Eardley’s report says there was “frustration” in government last summer after a judge at a European court stopped flights to Rwanda taking off. That decision was challenged unsuccessfully in Strasbourg by the UK government. It was described by the court at the time as “an interim measure to prevent the applicant’s removal until the domestic courts have had the opportunity to first consider those issues”.
That opportunity has already taken more than a year and will not be completed before the late autumn.
Last December, Braverman effectively defeated a challenge by asylum-seekers in the High Court. She told MPs she had “huge confidence in the judgment” delivered that day.
Judges concluded that it was lawful for the government to make arrangements for relocating asylum seekers to Rwanda — and for their asylum claims to be determined in Rwanda rather than in the United Kingdom. However, the home secretary needed to decide whether there was anything about each person’s particular circumstances which meant that his or her asylum claim should be decided in the United Kingdom — or whether there were other reasons why that person should not be relocated to Rwanda. As the home secretary had not properly considered the circumstances of the eight individual claimants whose cases were before the court, those claims would be referred back to her for reconsideration.
The High Court decision was overturned by the Court of Appeal in June.
Lord Burnett of Maldon, the lord chief justice, agreed with the government. He thought that an agreement with Rwanda in 2022 — taken together with assurances from the Rwandan government — meant there was no real risk that asylum-seekers flown from the UK would be sent on to countries where they would face persecution or other inhumane treatment, which would contradict the Human Rights Act.

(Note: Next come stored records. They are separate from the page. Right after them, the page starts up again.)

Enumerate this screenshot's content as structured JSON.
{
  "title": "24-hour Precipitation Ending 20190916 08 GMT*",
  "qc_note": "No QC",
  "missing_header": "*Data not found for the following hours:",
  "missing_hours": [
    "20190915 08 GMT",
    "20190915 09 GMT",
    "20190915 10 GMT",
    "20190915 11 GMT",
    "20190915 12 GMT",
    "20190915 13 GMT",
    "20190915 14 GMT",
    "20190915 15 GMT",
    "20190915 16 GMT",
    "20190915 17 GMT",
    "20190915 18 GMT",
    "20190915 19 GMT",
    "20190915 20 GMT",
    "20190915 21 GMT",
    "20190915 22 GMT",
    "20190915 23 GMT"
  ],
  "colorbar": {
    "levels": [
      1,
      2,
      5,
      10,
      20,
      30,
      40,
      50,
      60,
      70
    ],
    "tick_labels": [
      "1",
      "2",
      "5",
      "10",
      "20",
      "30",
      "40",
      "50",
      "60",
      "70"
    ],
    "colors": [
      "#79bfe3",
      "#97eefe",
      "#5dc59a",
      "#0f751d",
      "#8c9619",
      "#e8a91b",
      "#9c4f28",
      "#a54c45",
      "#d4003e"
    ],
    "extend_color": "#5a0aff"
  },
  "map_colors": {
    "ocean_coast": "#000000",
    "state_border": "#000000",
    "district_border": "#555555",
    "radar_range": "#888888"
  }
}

But his two colleagues in the Court of Appeal, the master of the rolls Sir Geoffrey Vos, and the vice-president of the civil division, Lord Justice Underhill, disagreed. In their view, deficiencies in Rwanda’s asylum system meant there were substantial grounds for thinking that people with a good asylum claim would face precisely that risk. As Lord Burnett was outnumbered two to one, the challenge to the Rwanda policy succeeded.
That ruling can be seen as vindicating the Strasbourg judge’s decision to grant a temporary order while the issue was considered by judges in the UK.
Permission to appeal against the decision was granted shortly afterwards and the Supreme Court is expected to hear the government’s appeal in October. But Eardley reports today that “senior ministers are privately unsure about whether they can overturn the ruling”.
He goes on to say:
The government also now has the power to ignore certain ECHR interim injunctions relating to border security.
This must be a reference to section 55 of the Illegal Migration Act 2023. As far as I can see, that section has not yet been brought into force.
Explaining its effect in the House of Lords, a Home Office minister said:
This will mean that a minister may suspend removal in response to a Rule 39 interim measure but, crucially, is not bound by UK law to do so.
The key phrase there is “UK law”. International treaty obligations — including the human rights convention — remain unaffected.